Benefits of Conducting Exit Interviews
Exit interview results allow a company to identify strengths and weaknesses in other stages of the Employee Life Cycle to improve their organization and management practices. Statistical reports and segmented results derived from valid and reliable exit interviews help prioritize issues. A purpose of exit interviews is to reduce turnover rates and improve existing morale and productivity. However, a poorly conducted exit interview process can cause companies to waste valuable time, resources, and money. Poorly designed exit interviews overemphasize minor issues or overlook valuable information that can only be provided by separating individuals.
1. Increase Manager Effectiveness: Exit interviews provide feedback that can enhance the understanding and experience that managers have of managing people and organizations.
2. Increase Attraction of Candidates: Exit interviews can be seen by prospective employees as a sign of positive company culture. They can be regarded as a caring and compassionate tool and as sign that the company is capable of exposing itself to criticism.
3. Reduce Training Costs: Exit interviews can generate useful information for training needs analysis and the training planning processes. Employee exit interviews can help identify gaps in specific job-related skill sets that can be addressed through focused and more cost-effective training.
4. Reduce Turnover: When companies find out why individuals leave they can address problems and retain members, retain students, and retain employees. Exit interviews also communicate that a company values their opinions and is committed to their membership, students, and staff.

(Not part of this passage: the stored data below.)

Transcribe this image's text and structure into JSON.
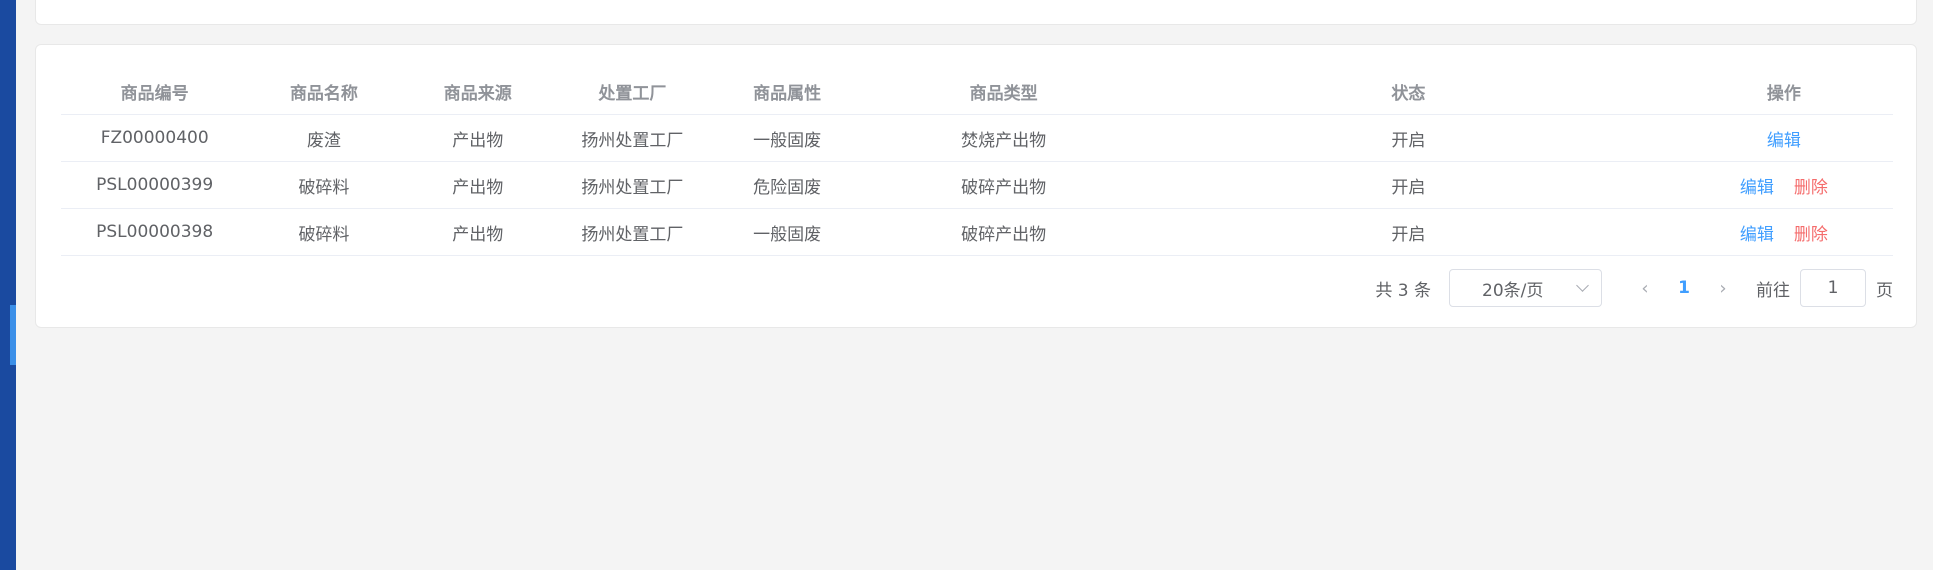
{
  "table": {
    "columns": [
      "商品编号",
      "商品名称",
      "商品来源",
      "处置工厂",
      "商品属性",
      "商品类型",
      "状态",
      "操作"
    ],
    "rows": [
      {
        "code": "FZ00000400",
        "name": "废渣",
        "source": "产出物",
        "factory": "扬州处置工厂",
        "attr": "一般固废",
        "type": "焚烧产出物",
        "status": "开启",
        "edit": "编辑"
      },
      {
        "code": "PSL00000399",
        "name": "破碎料",
        "source": "产出物",
        "factory": "扬州处置工厂",
        "attr": "危险固废",
        "type": "破碎产出物",
        "status": "开启",
        "edit": "编辑",
        "delete": "删除"
      },
      {
        "code": "PSL00000398",
        "name": "破碎料",
        "source": "产出物",
        "factory": "扬州处置工厂",
        "attr": "一般固废",
        "type": "破碎产出物",
        "status": "开启",
        "edit": "编辑",
        "delete": "删除"
      }
    ]
  },
  "pagination": {
    "total": "共 3 条",
    "page_size": "20条/页",
    "prev": "‹",
    "current": "1",
    "next": "›",
    "goto_label": "前往",
    "goto_value": "1",
    "unit": "页"
  },
  "colors": {
    "link": "#409eff",
    "danger": "#f56c6c",
    "sidebar": "#1a4aa0"
  }
}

5. Increase Customer Satisfaction: Exit interviews can provide valuable insight into job-related issues with a company’s products or services. Addressing these issues can lead to greater value for costumers. Employee exit interviews can provide feedback that can increase employee satisfaction. More satisfied employees often lead to more satisfied customers.
6. Improve Orientation (Shorten the learning curve): Exit interviews can result in valuable transferring of knowledge. Staff exits can provide insights, tip and experiences that can be very useful to their replacement or successor. As result the new hires accelerate their ramp to productivity.
7. Reduce Absenteeism: Exit interviews provide valuable information that can give companies tools to improve work environments, employee engagement and employee satisfaction.
8. Transfer of Knowledge: Most employees are pleased to share knowledge, help a successor, or brief management. In the process they can yield valuable information that can be used to enhance all aspects of the organization’s working environment including culture, management, and business processes.
9. Increase Performance: Exit interviews allow companies to uncover potential job-related inefficiencies and problems. Addressing these issues can help increase and sustain employee performance.
Employee Exit Interviews and Employee Turnover
Employee turnover is the ratio of the number of workers that have to be replaced in a given time period to the average number of workers. The cost of employee turnover is estimated to be 25%-250% of annual salary. There are both direct and indirect costs. Direct costs relate to the out of pocket leaving costs, replacement costs and transition costs. Indirect costs relate to the loss of production, reduced performance levels, unnecessary overtime and low morale, but are much harder to measure.
In addition, turnover also reduces the productivity of an entire work unit/team, particularly as a result of uncompensated extra workloads and the stress and tension caused by turnover. If employee exit interviews are conducted strategically, a company can tap into why they are losing employees, and ultimately take actions to reduce turnover. Reducing turnover has a significant effect on an organization’s bottom line, as costs related to replaced employees and decreased productivity are minimized. Employees don’t just wake up one day and decide to quit a job that they’ve held for years. In most cases their motivation for leaving is clear. The only way to access this information is through an exit interview.